KABUL (Reuters) - Afghanistan needs billions of dollars for dams and irrigation to feed and provide power for its growing population after decades of war, with future water supply a major security challenge, Afghan and foreign officials say.
Most of Afghanistan’s precious water is allowed to flow out to its neighbors, a situation which must be changed quickly if the country is to sustain itself, deputy Water and Energy Minister Shujauddin Ziayee told Reuters recently.
“In 30 years, the size of our population will double, so will our water, food and electricity needs. The same is true with our neighbors,” he said.
Rugged and landlocked Afghanistan has had historical disputes with its central and south Asian neighbors over the flow of water from mountain rivers which irrigate most of its crops. It loses about two-thirds of its water from rain and snow annually.
For centuries, because of its geographical location, most of the water from Afghanistan’s main river basins has poured north to central Asia, east to Pakistan or west to Iran.
Pakistan and Iran have both spent billions in recent decades building dams and reservoirs to store water for consumption and generating power.
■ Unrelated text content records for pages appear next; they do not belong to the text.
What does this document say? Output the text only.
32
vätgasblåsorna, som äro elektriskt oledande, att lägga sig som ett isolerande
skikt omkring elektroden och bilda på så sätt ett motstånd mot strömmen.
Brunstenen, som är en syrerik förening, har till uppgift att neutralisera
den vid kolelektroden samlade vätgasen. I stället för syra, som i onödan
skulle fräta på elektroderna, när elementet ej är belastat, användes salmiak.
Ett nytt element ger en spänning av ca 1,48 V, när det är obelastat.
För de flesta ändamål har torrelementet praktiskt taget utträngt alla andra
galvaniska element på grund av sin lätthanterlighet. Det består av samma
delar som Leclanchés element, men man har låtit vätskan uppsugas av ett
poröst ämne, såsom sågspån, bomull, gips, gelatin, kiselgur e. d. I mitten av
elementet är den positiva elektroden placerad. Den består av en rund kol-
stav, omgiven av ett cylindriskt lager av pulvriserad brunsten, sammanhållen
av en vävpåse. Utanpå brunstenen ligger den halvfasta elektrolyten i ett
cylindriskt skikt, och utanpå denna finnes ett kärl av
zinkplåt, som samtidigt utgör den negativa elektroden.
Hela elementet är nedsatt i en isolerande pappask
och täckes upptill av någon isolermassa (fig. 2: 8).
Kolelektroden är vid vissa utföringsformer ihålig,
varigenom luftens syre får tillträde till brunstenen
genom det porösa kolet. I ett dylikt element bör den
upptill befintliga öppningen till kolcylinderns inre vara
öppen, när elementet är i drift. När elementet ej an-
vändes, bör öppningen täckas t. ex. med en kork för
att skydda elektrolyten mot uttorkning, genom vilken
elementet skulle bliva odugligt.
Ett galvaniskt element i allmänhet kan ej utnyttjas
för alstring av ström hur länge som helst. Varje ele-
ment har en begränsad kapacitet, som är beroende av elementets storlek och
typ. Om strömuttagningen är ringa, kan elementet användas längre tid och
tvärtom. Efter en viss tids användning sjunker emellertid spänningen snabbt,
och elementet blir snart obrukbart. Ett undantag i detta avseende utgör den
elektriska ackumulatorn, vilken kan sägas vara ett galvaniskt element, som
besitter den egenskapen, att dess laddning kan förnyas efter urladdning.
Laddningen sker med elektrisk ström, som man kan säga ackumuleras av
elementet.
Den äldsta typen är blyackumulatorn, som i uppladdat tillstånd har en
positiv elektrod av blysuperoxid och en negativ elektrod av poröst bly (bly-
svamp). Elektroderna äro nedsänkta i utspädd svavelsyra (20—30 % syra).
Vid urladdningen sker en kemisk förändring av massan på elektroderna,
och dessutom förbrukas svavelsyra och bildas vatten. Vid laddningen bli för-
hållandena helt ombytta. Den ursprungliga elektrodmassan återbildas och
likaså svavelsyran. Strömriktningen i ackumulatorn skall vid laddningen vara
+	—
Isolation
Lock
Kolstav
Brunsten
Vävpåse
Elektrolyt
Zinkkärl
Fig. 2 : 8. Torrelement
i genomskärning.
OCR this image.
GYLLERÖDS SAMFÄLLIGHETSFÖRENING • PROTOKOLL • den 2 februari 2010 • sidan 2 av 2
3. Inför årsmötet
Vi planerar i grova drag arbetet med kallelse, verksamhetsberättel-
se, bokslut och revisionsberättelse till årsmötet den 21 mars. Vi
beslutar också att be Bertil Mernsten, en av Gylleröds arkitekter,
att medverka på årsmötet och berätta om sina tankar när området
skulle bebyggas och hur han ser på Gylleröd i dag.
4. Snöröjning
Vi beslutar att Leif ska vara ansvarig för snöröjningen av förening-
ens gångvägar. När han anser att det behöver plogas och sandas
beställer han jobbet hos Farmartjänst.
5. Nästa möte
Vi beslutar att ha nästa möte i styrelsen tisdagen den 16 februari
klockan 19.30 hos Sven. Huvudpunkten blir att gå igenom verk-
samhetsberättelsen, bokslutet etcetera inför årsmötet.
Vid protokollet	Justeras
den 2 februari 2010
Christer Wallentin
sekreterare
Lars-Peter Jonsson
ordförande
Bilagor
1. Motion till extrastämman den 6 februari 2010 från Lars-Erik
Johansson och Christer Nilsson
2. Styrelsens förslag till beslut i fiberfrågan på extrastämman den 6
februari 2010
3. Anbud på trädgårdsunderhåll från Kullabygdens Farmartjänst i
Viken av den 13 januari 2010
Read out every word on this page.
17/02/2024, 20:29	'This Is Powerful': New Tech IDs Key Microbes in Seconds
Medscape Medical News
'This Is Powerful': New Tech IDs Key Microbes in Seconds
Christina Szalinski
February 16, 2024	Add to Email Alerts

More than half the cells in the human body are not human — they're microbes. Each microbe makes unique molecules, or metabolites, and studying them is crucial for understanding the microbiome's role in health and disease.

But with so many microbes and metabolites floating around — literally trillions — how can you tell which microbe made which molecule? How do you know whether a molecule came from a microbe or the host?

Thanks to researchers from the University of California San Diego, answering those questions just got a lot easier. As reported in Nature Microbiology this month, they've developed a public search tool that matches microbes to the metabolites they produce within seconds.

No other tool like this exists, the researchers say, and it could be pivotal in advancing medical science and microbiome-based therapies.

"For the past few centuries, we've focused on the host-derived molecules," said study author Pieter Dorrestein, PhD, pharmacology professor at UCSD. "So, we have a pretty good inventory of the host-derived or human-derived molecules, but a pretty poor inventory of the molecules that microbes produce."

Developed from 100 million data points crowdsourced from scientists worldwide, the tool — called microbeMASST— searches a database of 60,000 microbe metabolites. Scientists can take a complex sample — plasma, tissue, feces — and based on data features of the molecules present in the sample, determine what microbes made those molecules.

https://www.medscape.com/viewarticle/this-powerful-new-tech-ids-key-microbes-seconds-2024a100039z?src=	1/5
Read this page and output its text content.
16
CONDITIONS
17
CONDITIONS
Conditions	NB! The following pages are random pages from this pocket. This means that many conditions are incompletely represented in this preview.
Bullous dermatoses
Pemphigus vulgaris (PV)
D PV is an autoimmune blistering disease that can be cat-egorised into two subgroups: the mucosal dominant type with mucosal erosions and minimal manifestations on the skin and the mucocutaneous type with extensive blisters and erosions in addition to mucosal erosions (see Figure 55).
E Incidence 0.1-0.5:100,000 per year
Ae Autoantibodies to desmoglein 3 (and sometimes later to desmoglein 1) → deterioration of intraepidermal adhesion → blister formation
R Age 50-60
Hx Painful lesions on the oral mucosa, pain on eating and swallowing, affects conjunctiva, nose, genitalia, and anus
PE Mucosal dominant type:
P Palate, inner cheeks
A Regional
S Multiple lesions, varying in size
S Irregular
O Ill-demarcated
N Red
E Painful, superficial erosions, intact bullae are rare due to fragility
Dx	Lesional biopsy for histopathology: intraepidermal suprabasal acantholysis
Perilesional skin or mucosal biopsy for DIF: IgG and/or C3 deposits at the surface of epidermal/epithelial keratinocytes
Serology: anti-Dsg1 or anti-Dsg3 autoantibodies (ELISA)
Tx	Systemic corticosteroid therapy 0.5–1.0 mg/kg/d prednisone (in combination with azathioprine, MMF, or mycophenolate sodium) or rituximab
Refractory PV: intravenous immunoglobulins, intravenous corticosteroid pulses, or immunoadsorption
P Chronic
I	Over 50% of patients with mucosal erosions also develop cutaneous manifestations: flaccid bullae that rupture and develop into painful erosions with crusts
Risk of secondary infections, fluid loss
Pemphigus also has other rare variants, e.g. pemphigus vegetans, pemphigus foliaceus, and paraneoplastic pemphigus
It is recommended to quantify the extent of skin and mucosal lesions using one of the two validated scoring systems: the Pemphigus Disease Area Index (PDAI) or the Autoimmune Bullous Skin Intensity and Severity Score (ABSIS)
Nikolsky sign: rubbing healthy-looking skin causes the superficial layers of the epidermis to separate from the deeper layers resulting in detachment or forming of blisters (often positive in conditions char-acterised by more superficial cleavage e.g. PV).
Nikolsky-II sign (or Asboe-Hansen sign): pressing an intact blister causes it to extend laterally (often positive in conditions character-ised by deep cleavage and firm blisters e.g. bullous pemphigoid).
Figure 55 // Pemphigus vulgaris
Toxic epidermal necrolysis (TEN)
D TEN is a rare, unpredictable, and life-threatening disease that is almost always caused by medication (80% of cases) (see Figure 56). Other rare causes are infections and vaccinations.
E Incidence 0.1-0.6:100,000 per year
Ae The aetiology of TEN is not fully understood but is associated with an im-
Afghanistan been unable to make any effort at all, three decades of war ruining its water infrastructure.
“In total, the amount of rain and snowfall in Afghanistan makes 57 billion cubic meters of water annually. Unfortunately, between 30 to 35 percent of this water can be used in Afghanistan and the rest ends up in foreign countries,” Ziayee said.
The loss of water means only 25 percent of Afghanistan’s estimated 28 million people have access to clean water. Afghanistan produces just one percent of the 23,000 megawatts of hydroelectricity it needs, and has less water than needed for growing wheat and other food commodities.
Only 1.5 million hectares of agricultural land were irrigated in 2002 and an additional 300,000 hectares rehabilitated since — less than half the area irrigated in 1979, when the war began — said the East West Institute think tank in a report last year.
“The almost total absence of bilateral or regional cooperation on water between Afghanistan and its neighbors is a serious threat to sustainable development and security in the region,” the report said.
“The ever-increasing demand for water, the unpredictable availability of water and the inefficient management of water resources combine to form a complex but solvable challenge to regional security and development,” it said.
Since the ouster of the Taliban in 2001, Afghanistan has been carrying out surveys on how and where to build dams both for its growing energy needs and water management.
The surveys have taken years and are almost over, but the cash-strapped country needs nearly $11 billion for its ambitious water projects, Ziayee said.
The international community, which has poured in billions of dollars since the Taliban’s fall, has so far done little to provide funds for such schemes. This may be because building dams takes years and donors are reluctant to fund long-term projects.
One exception is India, which has had historical ties with many Afghan governments but has tense relations with nuclear-armed rival and neighbor Pakistan. New Delhi has been spending some $150 million to build a dam in Afghanistan.
The Salma dam project, which was planned in the 1970s, has been under way for four years. It is located in the Cheshti Sharif district of Herat province, which borders Iran.
Poor security and attacks by suspected militants have at times slowed construction.
This year, Kabul is planning to start building four small dams elsewhere at a cost of $110 million, Ziayee said. It hopes to start the first phase of one $450 million dam project in the east next year, and another in the west, he said.
“Water is said to be politics and war — and the source of future wars. We are not the only ones who will see our population grow,” Ziayee said.